It's not like using sex to sell is a new idea, but something about the popularity of Sports Illustrated's annual swimsuit issue keeps inviting brand innovation by the digital marketers at SI and Time Inc.
For the 2012 edition, arriving in mailboxes, newsstands and tablets to eager readers this week, a couple of automakers are throwing some curves — in the form of promotions with their own bikini-clad models.
Lexus is running a campaign that matches the twists and turns in a depiction of a competitive driving course to the body curves of a swimsuit model. The objective: to spotlight the 2013 GS, the sporty sedan featured in the brand's Super Bowl ad and a key launch for Lexus's hopes of a sales comeback this year after last years's supply-chain woes. Previous swimsuit-issue model Tori Praver is the model in the Lexus campaign.

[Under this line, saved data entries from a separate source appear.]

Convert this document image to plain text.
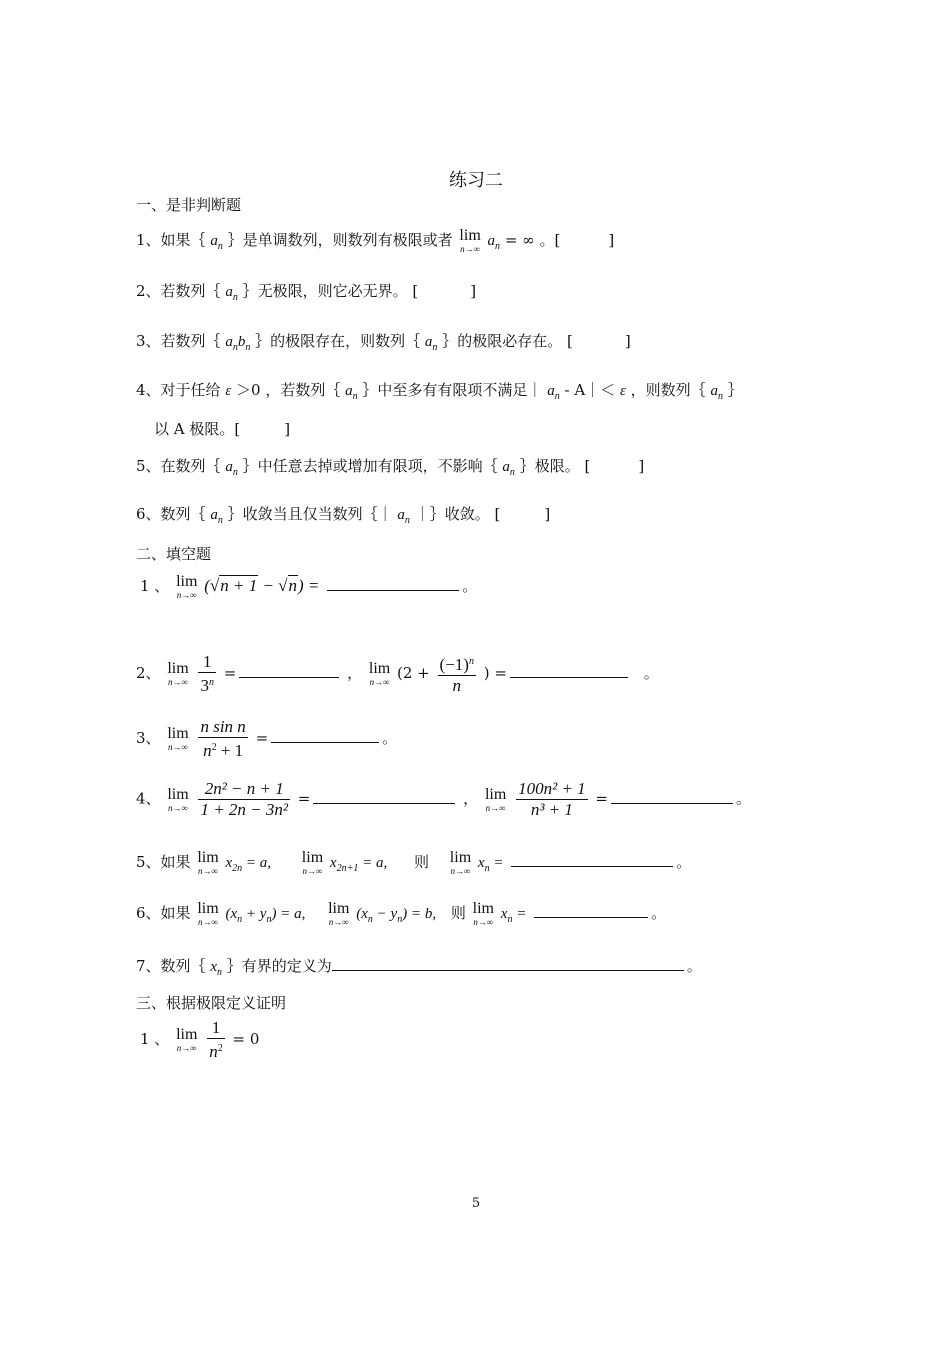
练习二
一、是非判断题
1、如果｛ $a_n$ ｝是单调数列，则数列有极限或者 lim
n→∞ $a_n$ = ∞ 。[	]
2、若数列｛ $a_n$ ｝无极限，则它必无界。 [	]
3、若数列｛ $a_nb_n$ ｝的极限存在，则数列｛ $a_n$ ｝的极限必存在。 [	]
4、对于任给 ε ＞0 ，若数列｛ $a_n$ ｝中至多有有限项不满足｜ $a_n$ - A｜＜ ε ，则数列｛ $a_n$ ｝
以 A 极限。[	]
5、在数列｛ $a_n$ ｝中任意去掉或增加有限项，不影响｛ $a_n$ ｝极限。 [	]
6、数列｛ $a_n$ ｝收敛当且仅当数列｛｜ $a_n$ ｜｝收敛。 [	]
二、填空题
1 、 lim
n→∞ (√n + 1 − √n) =	。
2、 lim
n→∞
$\frac{1}{3^n}$ =	， lim
n→∞ ($2 + \frac{(-1)^n}{n}$ ) =	。
3、 lim
n→∞
$\frac{\text{n sin n}}{n^2 + 1}$ =	。
4、 lim
n→∞
$\frac{\text{2n² − n + 1}}{\text{1 + 2n − 3n²}}$ =	， lim
n→∞
$\frac{\text{100n² + 1}}{\text{n³ + 1}}$ =	。
5、如果 lim
n→∞ $x_{2n} = a$, lim
n→∞ $x_{2n+1} = a$, 则 lim
n→∞ $x_n$ =	。
6、如果 lim
n→∞ $(x_n + y_n) = a$, lim
n→∞ $(x_n - y_n) = b$, 则 lim
n→∞ $x_n$ =	。
7、数列｛ $x_n$ ｝有界的定义为	。
三、根据极限定义证明
1 、 lim
n→∞
$\frac{1}{n^2} = 0$
5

Meanwhile, Ford is advertising its 2013 Ford Mustang in the Sports Illustrated issue with the help of some other curves, lent by the partial figure of a model named Dalena Henriques, who isn't one of the magazine's swimsuit models.
Other advertisers in the print issue include Giorgio Armani, Breitling watches, Honda, SoBe Lifewater, M&Ms, and DirecTV. That last brand tied in with two digital-technology outfits, Nellymoser and Digimarc Technology, for a new mobile Swimsuit Viewer App for iPhone, iPad and Android phones. It launches videos by scanning one of the digitally watermarked photos in the issue.
The SI issue is the first top-100 U.S. magazine to use digital watermarking for promoting a video, Nellymoser said. It imbeds a humanly imperceptible pattern into the image that can be detected by smartphones. But unlike QR codes, they don't cover a part of the image or affect the page design.
"The branded app that contains a scanner is the beginning of a trend," Roger Matus, Nellymoser's executive vice president, told brandchannel. "Publishers want to manage their brand and not hand their readers off to a third-party scanning app."
And of course the Time Inc. magazine itself is leaving practically no body part unturned in its efforts to promote its annual rite of editorial diversification. SI is loading up on the swimsuit issue at its website as well as in print. And cover model Kate Upton kept up the annual tradition of unveiling the cover via a Times Square billboard revealed on Late Show with David Letterman on CBS.
Indeed, it's that time of year. And the fact that the swimsuit issue gets so much marketing mileage is testament to a lot of things, not the least of which is the magazine's genius in having launched the predecessor of the modern marketing marvel in 1964.